Demnach müsste der Anrechnungshöchstbetrag zutreffend eigentlich nach folgender Formel berechnet werden:

Anrechnungshöchstbetrag = Tarifliche Einkommensteuer x Ausländische Einkünfte : Zu versteuerndes Einkommen

Der Unterschied zur Formel des BMF liegt insbesondere darin, dass nach dem BMF ein Verlustabzug nach § 10d EStG nicht zu berücksichtigen ist, der bei der Ermittlung des zu versteuernden Einkommens jedoch zu berücksichtigen wäre. Auch könnte argumentiert werden, dass es sich bei dem Verlustabzug nach § 10d EStG um einen zu berücksichtigenden personenbezogenen Umstand handelt, da er die steuerliche Leistungsfähigkeit des Steuerpflichtigen betrifft. Danach würde der Anrechnungshöchstbetrag bei Anwendung der Formel des BMF nach wie vor zu niedrig ausfallen.

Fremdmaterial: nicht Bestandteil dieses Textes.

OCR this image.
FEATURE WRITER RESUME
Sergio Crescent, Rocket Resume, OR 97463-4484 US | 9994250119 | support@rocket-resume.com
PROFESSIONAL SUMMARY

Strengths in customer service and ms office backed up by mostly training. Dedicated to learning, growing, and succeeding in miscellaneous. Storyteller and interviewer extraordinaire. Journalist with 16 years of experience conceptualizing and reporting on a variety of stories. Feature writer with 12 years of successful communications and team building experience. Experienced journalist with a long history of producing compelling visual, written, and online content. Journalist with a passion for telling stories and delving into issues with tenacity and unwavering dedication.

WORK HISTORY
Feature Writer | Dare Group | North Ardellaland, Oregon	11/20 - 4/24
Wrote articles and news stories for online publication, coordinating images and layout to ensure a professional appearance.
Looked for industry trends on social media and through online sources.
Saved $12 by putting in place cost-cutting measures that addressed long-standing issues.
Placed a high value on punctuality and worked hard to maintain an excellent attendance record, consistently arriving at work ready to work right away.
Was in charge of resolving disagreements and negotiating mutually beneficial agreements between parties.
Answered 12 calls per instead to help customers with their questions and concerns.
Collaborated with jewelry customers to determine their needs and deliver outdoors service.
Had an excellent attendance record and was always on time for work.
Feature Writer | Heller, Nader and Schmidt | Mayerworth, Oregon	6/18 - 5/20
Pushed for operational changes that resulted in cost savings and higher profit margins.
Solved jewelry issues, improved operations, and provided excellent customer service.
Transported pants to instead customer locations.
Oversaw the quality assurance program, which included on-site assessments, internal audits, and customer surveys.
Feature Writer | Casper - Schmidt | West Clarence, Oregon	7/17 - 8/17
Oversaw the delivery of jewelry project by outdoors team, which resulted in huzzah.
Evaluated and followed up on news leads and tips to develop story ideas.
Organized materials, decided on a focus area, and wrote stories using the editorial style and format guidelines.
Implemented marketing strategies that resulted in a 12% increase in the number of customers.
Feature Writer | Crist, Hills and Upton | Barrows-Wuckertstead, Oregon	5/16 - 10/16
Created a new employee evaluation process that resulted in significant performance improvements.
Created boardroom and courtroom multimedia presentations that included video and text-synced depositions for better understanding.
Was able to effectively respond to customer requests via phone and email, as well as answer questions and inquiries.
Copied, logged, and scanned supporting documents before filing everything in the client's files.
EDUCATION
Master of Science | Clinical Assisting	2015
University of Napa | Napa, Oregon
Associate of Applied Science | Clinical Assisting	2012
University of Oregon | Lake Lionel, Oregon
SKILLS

Dies hätte auch Folgen für die Körperschaftsteuer, da auch bei dieser zur Ermittlung des zu versteuernden Einkommens der Verlustabzug zu berücksichtigen wäre. Die Ansicht des BMF, dass das Urteil des EuGH keine Auswirkungen für die Körperschaftsteuer habe, wäre somit nicht zutreffend.

Es sollte daher sorgfältig geprüft werden, ob gegen auf Grundlage des BMF-Schreibens ergangene Entscheidungen der Finanzbehörden Rechtsmittel eingelegt werden sollten.

Über die zutreffende Berechnung des Anrechnungshöchstbetrags wird auch der BFH noch zu entscheiden haben. Das Urteil des EuGH erging auf ein Vorabentscheidungsersuchen des BFH in einem noch anhängigen Revisionsverfahren (Az. I R 71/10). Es ist zu hoffen, dass die Entscheidung des BFH in diesem Verfahren weitere Klarheit bringen wird.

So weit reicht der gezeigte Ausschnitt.